- Yugapurushan Poster
- Directed by: R. Sukumaran
- Written by: R. Sukumaran
- Produced by: A. V. Anoop
- Starring: Thalaivasal Vijay; Mammootty; Navya Nair; Kalabhavan Mani; Siddique;
- Cinematography: Ramachandra Babu
- Edited by: Sai Suresh
- Music by: Mohan Sitara
- Distributed by: A.V.A. Productions
- Release date: 5 February 2010;
- Country: India
- Language: Malayalam

= Yugapurushan =

2010 film by R. Sukumaran

Yugapurushan is a 2010 Indian Malayalam-language film about the life and times of Sree Narayana Guru. The movie is directed by R. Sukumaran. It has an ensemble cast led by Thalaivasal Vijay, Mammootty and Siddique.

==Plot==
The story revolves around the life and teachings of Sree Narayana Guru. Various events in his life like the Aruvippuram movement, Vaikom Satyagraha are detailed. The movie involves two major sub plots which highlights the relevance of the guru and his teachings as well as his love to his fellow beings one where an intercaste couple portrayed by Navya Nair and Kalabhavan Mani fights the caste establishment with the blessings of Gurudevan. Another sub plot involves a family where Jagathy Sreekumar plays a drunken abusive husband and his wife (Kalpana) who is at the receiving end seeks the Guru's help and finally with the Guru's blessing Jagathy Sreekumar returns to the path of righteousness. The movie consists of four songs penned by Kaithapram Damodaran Namboothiri and two poems by Kumaran Asan.

==Production==
The film was in the making for more than fifteen years. Sukumaran says this movie was a childhood ambition, a destiny. His devotion to Sree Narayana Guru is what promoted him to make this movie. Over 2000 hand drawn images constitute the story board.

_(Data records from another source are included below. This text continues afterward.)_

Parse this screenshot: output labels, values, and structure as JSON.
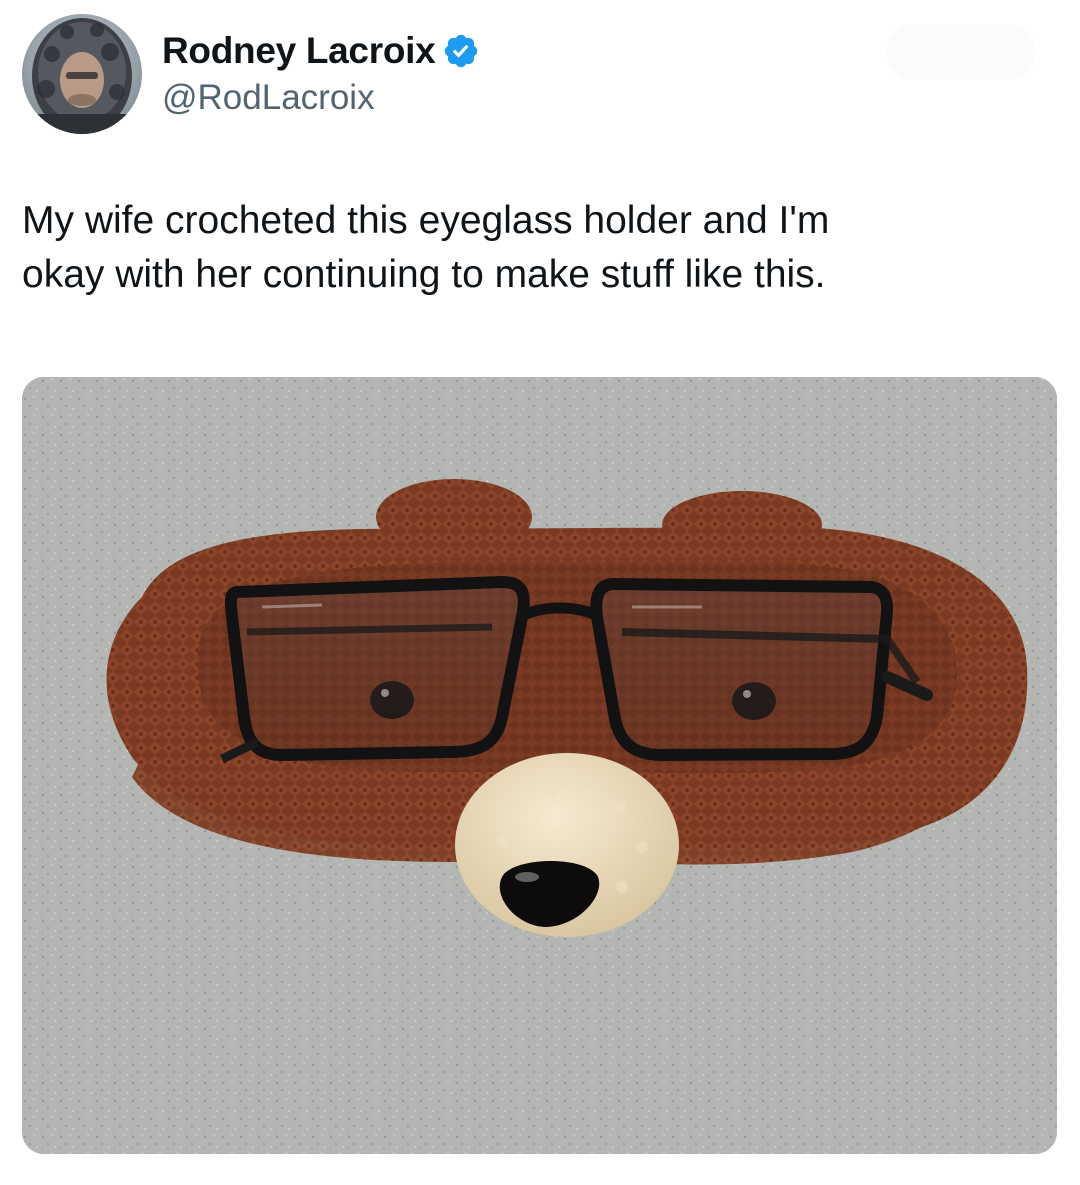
{
  "author": {
    "display_name": "Rodney Lacroix",
    "handle": "@RodLacroix",
    "verified": true,
    "verified_icon": "verified-badge-icon",
    "verified_color": "#1d9bf0"
  },
  "tweet": {
    "text_line_1": "My wife crocheted this eyeglass holder and I'm",
    "text_line_2": "okay with her continuing to make stuff like this."
  },
  "media": {
    "alt": "Crocheted brown bear-face eyeglass holder with a pair of black glasses resting in it"
  },
  "colors": {
    "text_primary": "#0f1419",
    "text_secondary": "#536471"
  }
}
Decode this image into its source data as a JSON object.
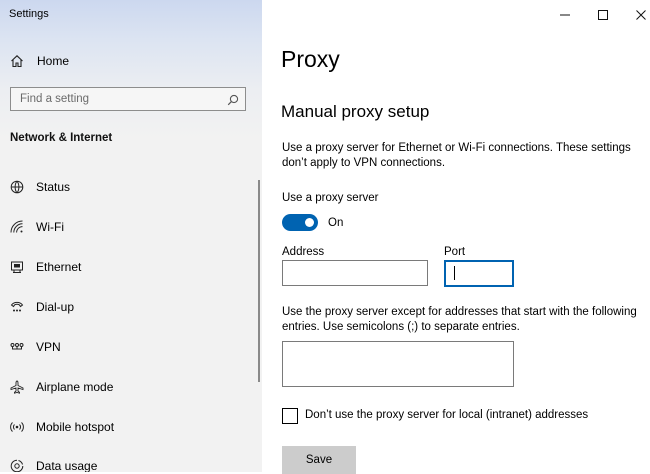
{
  "app": {
    "title": "Settings"
  },
  "sidebar": {
    "home_label": "Home",
    "search_placeholder": "Find a setting",
    "section_title": "Network & Internet",
    "items": [
      {
        "label": "Status",
        "icon": "status-icon"
      },
      {
        "label": "Wi-Fi",
        "icon": "wifi-icon"
      },
      {
        "label": "Ethernet",
        "icon": "ethernet-icon"
      },
      {
        "label": "Dial-up",
        "icon": "dialup-icon"
      },
      {
        "label": "VPN",
        "icon": "vpn-icon"
      },
      {
        "label": "Airplane mode",
        "icon": "airplane-icon"
      },
      {
        "label": "Mobile hotspot",
        "icon": "hotspot-icon"
      },
      {
        "label": "Data usage",
        "icon": "data-usage-icon"
      }
    ]
  },
  "main": {
    "title": "Proxy",
    "section_title": "Manual proxy setup",
    "description": "Use a proxy server for Ethernet or Wi-Fi connections. These settings don’t apply to VPN connections.",
    "use_proxy_label": "Use a proxy server",
    "toggle_state": "On",
    "toggle_on": true,
    "address_label": "Address",
    "address_value": "",
    "port_label": "Port",
    "port_value": "",
    "exceptions_description": "Use the proxy server except for addresses that start with the following entries. Use semicolons (;) to separate entries.",
    "exceptions_value": "",
    "local_checkbox_label": "Don’t use the proxy server for local (intranet) addresses",
    "local_checkbox_checked": false,
    "save_label": "Save"
  },
  "colors": {
    "accent": "#0063b1",
    "sidebar_bg": "#f2f2f2",
    "button_bg": "#cccccc"
  }
}
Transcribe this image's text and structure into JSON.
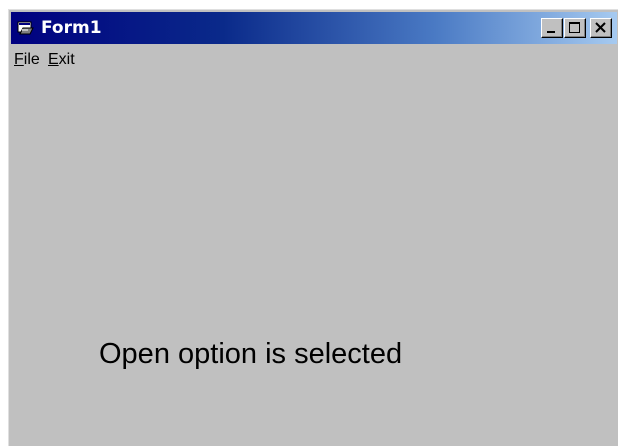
{
  "window": {
    "title": "Form1",
    "icon": "form-app-icon",
    "caption_buttons": [
      "minimize-icon",
      "maximize-icon",
      "close-icon"
    ]
  },
  "menu": {
    "items": [
      {
        "first": "F",
        "rest": "ile",
        "label": "File"
      },
      {
        "first": "E",
        "rest": "xit",
        "label": "Exit"
      }
    ]
  },
  "content": {
    "status_label": "Open option is selected"
  },
  "colors": {
    "titlebar_start": "#000080",
    "titlebar_end": "#a6caf0",
    "window_face": "#c0c0c0",
    "title_text": "#ffffff"
  }
}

Mohanlal was initially cast as Swami Vivekananda, a cameo role in the movie which comes in the flashback, but later on withdrew from the movie due to problems with his shooting dates.

== Soundtrack ==
The film's soundtrack contains six songs, all composed by Mohan Sithara, with lyrics by
Kaithapram Damodaran Namboothiri except for the song "Prajnjanam" which was penned by Sreenarayana Guru.

| # | Title | Singer(s) |
|---|---|---|
| 1 | "Oru Mathavumanyamalla" | K. J. Yesudas |
| 2 | "Kodi Kodi Adimakal" | Unni Menon |
| 3 | "Dahikkunnu Bhagini" | V. Manikandan |
| 4 | "Manjumalayilinju" | V. Manikandan |
| 5 | "Prajnjanam " | Madhu Balakrishnan |
| 6 | "Jaathi Bhetham" | K. J. Yesudas, V. Manikandan |

== Release ==
Yugapurushan was released in theatres in Kerala on 5 February 2010. The film got great responses from the critics. Though the film wasn't a crowd puller during its initial release, it eventually did have poor box-office overall.